🤖 AI Summary
Current large language model (LLM) agents predominantly rely on informal prompts to encode skills, lacking built-in support for workflow state, execution policies, and completion criteria, which often leads to a disconnect between reasoning and action. This work proposes Formal Skill—a runtime-native, reusable capability abstraction that encodes skills as executable state machines. Each skill is defined via a JSON Schema interface, implemented with a Python executor for action logic, and enhanced with event-driven hooks and local state management. This approach represents the first systematic shift from prompt-based skill descriptions to stateful, policy-constrained executable units. By doing so, it substantially improves skill composability, observability, and policy enforcement. Evaluated on Harness-Bench, the method achieves highly competitive performance with significantly fewer token expenditures, particularly excelling in tasks requiring structured skill dependencies.
📝 Abstract
Large Language Model (LLM) agents increasingly act inside real workspaces, where tools and skills determine whether model reasoning becomes reliable action. Existing skills remain largely informal: Markdown skills and instruction packs encode procedures as long natural-language documents, while function calling, Model Context Protocol (MCP) servers, and framework tools structure individual actions but usually leave workflow state, policy enforcement, and completion discipline outside the skill itself.

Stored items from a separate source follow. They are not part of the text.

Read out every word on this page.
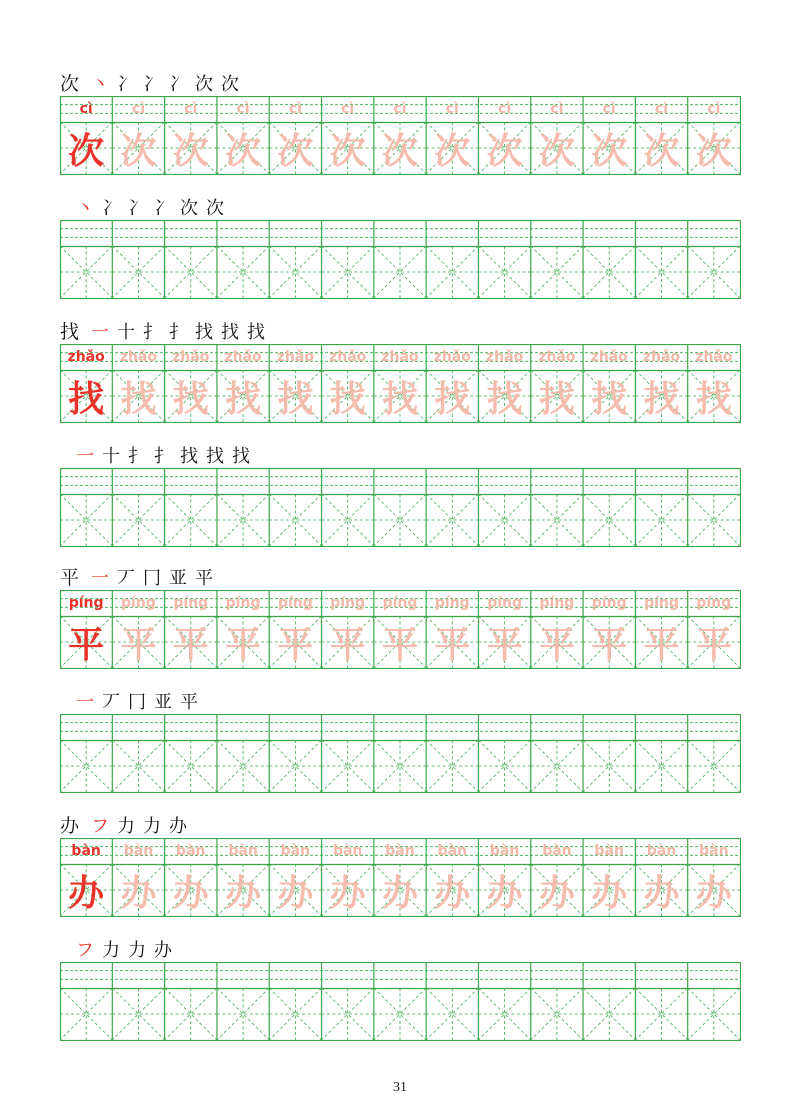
次 丶 冫 冫 冫 次 次
cì
次
cì
次
cì
次
cì
次
cì
次
cì
次
cì
次
cì
次
cì
次
cì
次
cì
次
cì
次
cì
次
丶 冫 冫 冫 次 次
找 一 十 扌 扌 找 找 找
zhǎo
找
zhǎo
找
zhǎo
找
zhǎo
找
zhǎo
找
zhǎo
找
zhǎo
找
zhǎo
找
zhǎo
找
zhǎo
找
zhǎo
找
zhǎo
找
zhǎo
找
一 十 扌 扌 找 找 找
平 一 丆 冂 亚 平
píng
平
píng
平
píng
平
píng
平
píng
平
píng
平
píng
平
píng
平
píng
平
píng
平
píng
平
píng
平
píng
平
一 丆 冂 亚 平
办 フ 力 力 办
bàn
办
bàn
办
bàn
办
bàn
办
bàn
办
bàn
办
bàn
办
bàn
办
bàn
办
bàn
办
bàn
办
bàn
办
bàn
办
フ 力 力 办
31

We introduce Formal Skill, a runtime-native abstraction that represents reusable capability with JSON metadata and action schemas, reliable Python executors, hook-governed control logic, Formal Skill routing, and skill-local runtime state. By moving reusable procedure from repeated prompt text into executable state machines and hook policies, Formal Skill gives agents a token-efficient and enforceable control surface. We implement the abstraction in FairyClaw, an open-source event-driven runtime for executable, observable, and composable Formal Skills. On Harness-Bench, FairyClaw obtains highly competitive average scores while using substantially fewer tokens, with especially strong results on tasks that expose the role of Formal Skill.